Hacca Giden Osmanli Padişahi Kim?

Dr. Murat Ergüven-Araştırmacı

HACCA GİDEN OSMANLI PADİŞAHI KİM?

Osmanlı padişahlarının hacca gittikleri vâki değildir. Peki, neden hacca girmemişlerdir?

Haccın farz olmasının şartları şunlardır; Müslüman olmak, akıllı olmak, ergen olmak, hür olmak, haccı gerçekleştirebilecek bedenî ve malî yeterlilik ve güvenlik. Bu şartları taşıyan kişilere hac farzdır.

Bununla birlikte haccın farz-ayın olmasına mukabil cihâd ise farz-ı kiffayedir. Düşman tehlikesi yokken farz-ı ayın olan hac, cihâda tercih edilebilir. Eğer düşmanın def’i için hacca gidecek Müslümanların cihâd etmesi gerekiyorsa, cihâd hacca engel olabilir. Fakat devlet başkanlarının hükmü farklıdır. Şahsa farz-ı kiffaye olan cihâd (Müslümanların emniyetini sağlamak) onlar için farz-ı ayındır.

Buna uygun olarak II. Selim’e kadar Osmanlı padişahlarının tamamı ömürlerinin yarısını cihâd ederek geçirmişlerdir. Üzerlerine farz olan cihâdı ve nîzâm-ı âlemi, şahsî farz olan hacca tercih etmeleri için Şeyhü’l-İslâmlar da fetva vermişlerdir.

II. Osman’ın hacca niyetlenmesi üzerine Şeyhü’l-İslâm Esâd Efendi; “Padişahlara hac lâzım değildir. Oturup adl eylemek (adâletle yönetmek) evlâdır (daha iyidir); ola ki bir fitne (karışıklık) zuhur eyleye.” Diye fetva vermiştir. Ondan sonraki Şeyhü’l-İslâm Yahya Efendi ise karışıklık çıkmasından korktuğu için padişahın hacca gitmesini uygun bulmamıştır.

Günümüzdeki ulaşım imkânlarının olmadığı ve haccın üç-dört ay sürdüğü zamanlarda Osmanlı padişahlarının memleketi yalnız bırakmamaları hem düşmanı celbedecek hem de halka tedirginlik verecektir. Bu nedenle Müslümanların emniyetlerini sağlamakla mükellef olan sultan ve sultan gibi emirler İbn-i Âbidîn’e göre mahpus (tutuklu) hükmünde olup, hür sayılmadıklarından haccın şartlarından biri noksan kalmaktadır. Yani onlar için hac farz olmamaktadır.

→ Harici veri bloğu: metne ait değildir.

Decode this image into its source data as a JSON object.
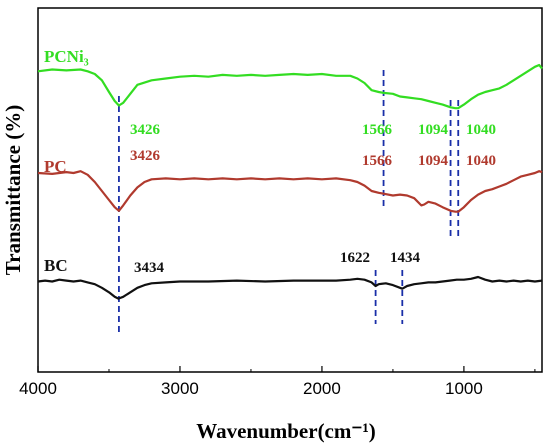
{
  "chart_data": {
    "type": "line",
    "title": "",
    "xlabel": "Wavenumber(cm⁻¹)",
    "ylabel": "Transmittance (%)",
    "xlim": [
      4000,
      450
    ],
    "x_reversed": true,
    "x_ticks": [
      4000,
      3000,
      2000,
      1000
    ],
    "grid": false,
    "y_ticks": false,
    "series": [
      {
        "name": "PCNi₃",
        "color": "#33dd22",
        "points": [
          [
            4000,
            0.43
          ],
          [
            3900,
            0.45
          ],
          [
            3800,
            0.44
          ],
          [
            3700,
            0.45
          ],
          [
            3650,
            0.43
          ],
          [
            3600,
            0.4
          ],
          [
            3550,
            0.33
          ],
          [
            3500,
            0.2
          ],
          [
            3460,
            0.1
          ],
          [
            3430,
            0.05
          ],
          [
            3400,
            0.08
          ],
          [
            3350,
            0.18
          ],
          [
            3300,
            0.28
          ],
          [
            3200,
            0.33
          ],
          [
            3100,
            0.35
          ],
          [
            3000,
            0.37
          ],
          [
            2900,
            0.38
          ],
          [
            2800,
            0.37
          ],
          [
            2700,
            0.39
          ],
          [
            2600,
            0.38
          ],
          [
            2500,
            0.39
          ],
          [
            2400,
            0.38
          ],
          [
            2300,
            0.39
          ],
          [
            2200,
            0.4
          ],
          [
            2100,
            0.39
          ],
          [
            2000,
            0.4
          ],
          [
            1900,
            0.38
          ],
          [
            1800,
            0.38
          ],
          [
            1750,
            0.35
          ],
          [
            1700,
            0.3
          ],
          [
            1650,
            0.22
          ],
          [
            1600,
            0.2
          ],
          [
            1566,
            0.19
          ],
          [
            1500,
            0.18
          ],
          [
            1450,
            0.15
          ],
          [
            1400,
            0.14
          ],
          [
            1350,
            0.13
          ],
          [
            1300,
            0.12
          ],
          [
            1250,
            0.1
          ],
          [
            1200,
            0.08
          ],
          [
            1150,
            0.06
          ],
          [
            1094,
            0.03
          ],
          [
            1060,
            0.02
          ],
          [
            1040,
            0.02
          ],
          [
            1000,
            0.06
          ],
          [
            950,
            0.12
          ],
          [
            900,
            0.17
          ],
          [
            850,
            0.2
          ],
          [
            800,
            0.22
          ],
          [
            750,
            0.24
          ],
          [
            700,
            0.28
          ],
          [
            650,
            0.33
          ],
          [
            600,
            0.38
          ],
          [
            550,
            0.43
          ],
          [
            500,
            0.48
          ],
          [
            470,
            0.5
          ],
          [
            450,
            0.46
          ]
        ]
      },
      {
        "name": "PC",
        "color": "#b03a2e",
        "points": [
          [
            4000,
            0.3
          ],
          [
            3900,
            0.29
          ],
          [
            3800,
            0.31
          ],
          [
            3750,
            0.3
          ],
          [
            3700,
            0.32
          ],
          [
            3650,
            0.28
          ],
          [
            3600,
            0.2
          ],
          [
            3550,
            0.1
          ],
          [
            3500,
            0.0
          ],
          [
            3460,
            -0.08
          ],
          [
            3430,
            -0.12
          ],
          [
            3400,
            -0.06
          ],
          [
            3350,
            0.05
          ],
          [
            3300,
            0.14
          ],
          [
            3250,
            0.2
          ],
          [
            3200,
            0.23
          ],
          [
            3100,
            0.24
          ],
          [
            3000,
            0.23
          ],
          [
            2900,
            0.24
          ],
          [
            2800,
            0.23
          ],
          [
            2700,
            0.24
          ],
          [
            2600,
            0.23
          ],
          [
            2500,
            0.24
          ],
          [
            2400,
            0.23
          ],
          [
            2300,
            0.24
          ],
          [
            2200,
            0.23
          ],
          [
            2100,
            0.24
          ],
          [
            2000,
            0.23
          ],
          [
            1900,
            0.24
          ],
          [
            1800,
            0.22
          ],
          [
            1750,
            0.2
          ],
          [
            1700,
            0.16
          ],
          [
            1650,
            0.1
          ],
          [
            1600,
            0.08
          ],
          [
            1566,
            0.07
          ],
          [
            1500,
            0.05
          ],
          [
            1450,
            0.06
          ],
          [
            1400,
            0.05
          ],
          [
            1350,
            0.02
          ],
          [
            1300,
            -0.06
          ],
          [
            1280,
            -0.05
          ],
          [
            1250,
            -0.02
          ],
          [
            1200,
            -0.04
          ],
          [
            1150,
            -0.08
          ],
          [
            1094,
            -0.12
          ],
          [
            1060,
            -0.13
          ],
          [
            1040,
            -0.13
          ],
          [
            1000,
            -0.08
          ],
          [
            950,
            0.0
          ],
          [
            900,
            0.06
          ],
          [
            850,
            0.1
          ],
          [
            800,
            0.12
          ],
          [
            750,
            0.15
          ],
          [
            700,
            0.18
          ],
          [
            650,
            0.22
          ],
          [
            600,
            0.26
          ],
          [
            550,
            0.28
          ],
          [
            500,
            0.3
          ],
          [
            470,
            0.32
          ],
          [
            450,
            0.31
          ]
        ]
      },
      {
        "name": "BC",
        "color": "#111111",
        "points": [
          [
            4000,
            -0.35
          ],
          [
            3950,
            -0.34
          ],
          [
            3900,
            -0.35
          ],
          [
            3850,
            -0.33
          ],
          [
            3800,
            -0.34
          ],
          [
            3750,
            -0.35
          ],
          [
            3700,
            -0.34
          ],
          [
            3650,
            -0.36
          ],
          [
            3600,
            -0.38
          ],
          [
            3550,
            -0.42
          ],
          [
            3500,
            -0.47
          ],
          [
            3460,
            -0.52
          ],
          [
            3434,
            -0.54
          ],
          [
            3400,
            -0.52
          ],
          [
            3350,
            -0.47
          ],
          [
            3300,
            -0.42
          ],
          [
            3250,
            -0.39
          ],
          [
            3200,
            -0.37
          ],
          [
            3100,
            -0.36
          ],
          [
            3000,
            -0.35
          ],
          [
            2800,
            -0.35
          ],
          [
            2600,
            -0.34
          ],
          [
            2400,
            -0.35
          ],
          [
            2200,
            -0.34
          ],
          [
            2000,
            -0.34
          ],
          [
            1900,
            -0.34
          ],
          [
            1800,
            -0.33
          ],
          [
            1750,
            -0.32
          ],
          [
            1700,
            -0.33
          ],
          [
            1650,
            -0.36
          ],
          [
            1622,
            -0.4
          ],
          [
            1600,
            -0.38
          ],
          [
            1550,
            -0.37
          ],
          [
            1500,
            -0.39
          ],
          [
            1450,
            -0.42
          ],
          [
            1434,
            -0.43
          ],
          [
            1400,
            -0.4
          ],
          [
            1350,
            -0.38
          ],
          [
            1300,
            -0.37
          ],
          [
            1250,
            -0.36
          ],
          [
            1200,
            -0.36
          ],
          [
            1150,
            -0.35
          ],
          [
            1100,
            -0.34
          ],
          [
            1050,
            -0.33
          ],
          [
            1000,
            -0.33
          ],
          [
            950,
            -0.32
          ],
          [
            900,
            -0.3
          ],
          [
            850,
            -0.33
          ],
          [
            800,
            -0.35
          ],
          [
            750,
            -0.34
          ],
          [
            700,
            -0.35
          ],
          [
            650,
            -0.34
          ],
          [
            600,
            -0.35
          ],
          [
            550,
            -0.34
          ],
          [
            500,
            -0.35
          ],
          [
            450,
            -0.34
          ]
        ]
      }
    ],
    "annotations": [
      {
        "text": "3426",
        "x": 3426,
        "series": "PCNi₃"
      },
      {
        "text": "1566",
        "x": 1566,
        "series": "PCNi₃"
      },
      {
        "text": "1094",
        "x": 1094,
        "series": "PCNi₃"
      },
      {
        "text": "1040",
        "x": 1040,
        "series": "PCNi₃"
      },
      {
        "text": "3426",
        "x": 3426,
        "series": "PC"
      },
      {
        "text": "1566",
        "x": 1566,
        "series": "PC"
      },
      {
        "text": "1094",
        "x": 1094,
        "series": "PC"
      },
      {
        "text": "1040",
        "x": 1040,
        "series": "PC"
      },
      {
        "text": "3434",
        "x": 3434,
        "series": "BC"
      },
      {
        "text": "1622",
        "x": 1622,
        "series": "BC"
      },
      {
        "text": "1434",
        "x": 1434,
        "series": "BC"
      }
    ],
    "dashed_markers": [
      3430,
      1566,
      1094,
      1040,
      1622,
      1434
    ]
  }
}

Zâten Osmanlı padişahları da bundan dolayı üzerlerine cihâd (Müslümanların emniyetini sağlamak) farz olduğundan ve nizâm-ı âlem için hacca gitmemişlerdir. Fakat bu farzı yerine getirmek için yerlerine vekil göndermişlerdir. Bununla birlikte bir hac rehberinin anlattıklarından II. Abdülhamid Han’ın hac yaptığını öğrenmekteyiz.

Bu zât başından geçenleri şöyle anlatıyor:

“Hac mevsimi gelmişti. Ben de rehber olduğum için gelen hacıları karşılamaya gitmiştim. Fakat biraz geç kaldığımdan rehberlik yapacağım kimse kalmamıştı. Bir müddet ümitsiz bir hâlde bekledim..

Biraz ötede üst başından pek zengin olmadığına inandığım bir Türk: “Bana rehberlik eder misin?” diye sordu. Ben de çaresizlik içinde bu şahsın bana kazandıracağı pek fazla bir şey olmadığı kanââtiyle de olsa bu teklifi kabul ettim. Ve hac müddetince bu zâta rehberlik ettim.

Nihayet hac bitmiş, ayrılma vakti gelmişti. Hac müddetince pek fazla konuşmayan, fakat her hâl ve tavrı gayet olgun bir insan olan bu zât bana: “Şu zarfı alacaksın. Ben gözden kayboluncaya kadar da açmayacaksın. Ve zarfı derhâl Mekke valisine götüreceksin.” Dedi.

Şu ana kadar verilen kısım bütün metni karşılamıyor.